Notes: Drakeford leads Western in morning wave

Geoff Drakeford

CHICAGO – Can anyone slow down Geoff Drakeford at the moment? Apparently not.

Drakeford, the winner of Porter Cup on July 26, came out guns a-blazing at the Western Amateur and finished his first round with a 6-under 65 at The Beverly Country Club, one shot ahead of Adam Schenk of Vincennes, Ind., after the morning wave.

“I thought it was going to be a crazy day out there, but I bogeyed 15 with a poor shot over the green,” Drakeford said.

He said he also missed putta from inside 10 feet on Nos. 7 and 8 on the front nine. “It could have been scary low.

“The greens here are ridiculously quick; you can’t be above the hole here. I had an 8-footer downhill and missed, then a 5-footer coming back on 18.”

Drakeford has been in the U.S. for three weeks now and has been building more and more confidence the more he plays here. He isn't attributing his success to any part of his game in particular but said, “You have your good days and your bad days, and I’ll just take it while I can.”

• • •

SLOW START, FAST FINISH: Beau Hossler doesn’t know the reason why he starts slow, but eventually in the long run, it pays off.

Hossler fired a 4-under 67 in the morning wave of the Western Amateur on Tuesday, good enough for a share of third place before the afternoon groups teed off.

“It was a slow start for me, but glad to get it going the last couple of holes out there,” Hossler said.

He struggled to a 1-over 37 on the front nine, but birdied six of his last eight holes coming in.

The 19-year-old did the same thing last week in the Porter Cup’s second round, where he birdied Nos. 11-16 at Niagara Falls Country Club.

He admitted that at last week’s tournament, he was a little tired – having traveled the last three weeks to different amateur tournaments around the country.

He finished with three birdies in a row on Nos. 16-18 and felt like that was a big momentum swing coming home.

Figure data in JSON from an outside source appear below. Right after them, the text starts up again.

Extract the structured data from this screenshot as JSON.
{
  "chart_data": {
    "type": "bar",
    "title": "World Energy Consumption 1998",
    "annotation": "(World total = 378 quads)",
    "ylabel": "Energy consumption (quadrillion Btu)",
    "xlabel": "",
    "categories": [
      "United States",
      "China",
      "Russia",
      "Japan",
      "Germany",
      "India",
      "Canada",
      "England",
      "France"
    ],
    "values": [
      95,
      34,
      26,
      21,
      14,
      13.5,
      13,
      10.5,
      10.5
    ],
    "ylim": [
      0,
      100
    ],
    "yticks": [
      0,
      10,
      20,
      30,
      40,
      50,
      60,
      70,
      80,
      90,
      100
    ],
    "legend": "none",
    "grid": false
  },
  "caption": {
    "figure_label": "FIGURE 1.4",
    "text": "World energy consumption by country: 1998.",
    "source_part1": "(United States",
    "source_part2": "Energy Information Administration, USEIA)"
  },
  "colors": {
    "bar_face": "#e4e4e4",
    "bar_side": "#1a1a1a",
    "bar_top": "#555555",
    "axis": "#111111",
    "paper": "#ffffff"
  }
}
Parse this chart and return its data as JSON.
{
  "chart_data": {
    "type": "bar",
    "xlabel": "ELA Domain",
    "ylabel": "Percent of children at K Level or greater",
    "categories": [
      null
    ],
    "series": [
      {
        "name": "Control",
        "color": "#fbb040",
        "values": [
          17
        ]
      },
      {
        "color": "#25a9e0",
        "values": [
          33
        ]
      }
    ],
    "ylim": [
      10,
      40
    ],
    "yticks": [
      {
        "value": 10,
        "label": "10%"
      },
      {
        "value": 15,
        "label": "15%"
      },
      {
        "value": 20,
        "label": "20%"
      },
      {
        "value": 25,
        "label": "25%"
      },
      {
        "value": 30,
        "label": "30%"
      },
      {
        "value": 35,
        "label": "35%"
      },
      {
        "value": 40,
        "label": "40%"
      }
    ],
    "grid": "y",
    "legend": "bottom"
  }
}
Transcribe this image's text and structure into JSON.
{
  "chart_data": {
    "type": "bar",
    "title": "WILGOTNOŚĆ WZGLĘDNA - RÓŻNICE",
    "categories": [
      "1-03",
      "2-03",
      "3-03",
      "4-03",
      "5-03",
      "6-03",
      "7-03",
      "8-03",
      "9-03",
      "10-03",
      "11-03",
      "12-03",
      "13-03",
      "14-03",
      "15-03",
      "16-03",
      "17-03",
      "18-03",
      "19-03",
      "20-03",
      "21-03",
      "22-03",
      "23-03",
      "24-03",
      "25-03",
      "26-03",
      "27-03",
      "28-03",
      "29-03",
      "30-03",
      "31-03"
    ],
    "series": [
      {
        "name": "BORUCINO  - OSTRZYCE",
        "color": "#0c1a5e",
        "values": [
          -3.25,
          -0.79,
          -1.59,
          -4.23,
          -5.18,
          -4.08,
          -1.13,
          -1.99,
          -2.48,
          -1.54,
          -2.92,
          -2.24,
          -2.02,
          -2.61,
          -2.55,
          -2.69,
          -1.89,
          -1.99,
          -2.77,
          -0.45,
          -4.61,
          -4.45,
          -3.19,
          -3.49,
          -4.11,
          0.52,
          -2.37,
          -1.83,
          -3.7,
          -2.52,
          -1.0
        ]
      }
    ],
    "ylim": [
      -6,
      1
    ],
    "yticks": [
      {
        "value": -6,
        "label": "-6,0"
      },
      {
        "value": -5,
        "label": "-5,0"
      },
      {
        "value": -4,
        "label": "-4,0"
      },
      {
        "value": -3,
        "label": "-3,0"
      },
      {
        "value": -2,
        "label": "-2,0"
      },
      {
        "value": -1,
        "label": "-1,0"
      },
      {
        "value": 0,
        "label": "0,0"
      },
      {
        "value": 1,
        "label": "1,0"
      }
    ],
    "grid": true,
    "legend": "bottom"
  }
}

“I felt like I was stealing a shot and a half there especially with that green,” Hossler said. “I suspect there will be some high numbers there (this week).

“It was missing some short putts early. So I changed something in my stroke, and gave myself better opportunities on the back. When you’re underneath the hole, you can be a little more aggressive and put a confident roll on it.”

• • •

WORLD TRAVELER: Josh Munn has been around the world a few times. This week, he ends up in Chicago for the 112th Western Amateur.

Munn, 23, of New Zealand, has been away from home for about two months now playing amateur golf.

One of four members of the New Zealand National Team in the field this week, Munn was first in Europe playing in the British Amateur, the St. Andrews Links Trophy and then the Brabazon Trophy. He then made the seven-hour trip to the U.S., where he has played the Players and Southern amateurs. The Western is his last stop before playing in the Eisenhower Trophy for New Zealand.

In Tuesday’s first round of stroke play, Munn finished with a 4-under 67 at The Bev, a round that included five birdies and one bogey at the difficult par-3 17th.

“I came over here, and see what you guys have got,” Munn said, who has played in the U.S. the last three summers. “My game is in better shape. I have come a long way with my swing. My confidence is high right now and everything has progressed a little bit more than the last few years.”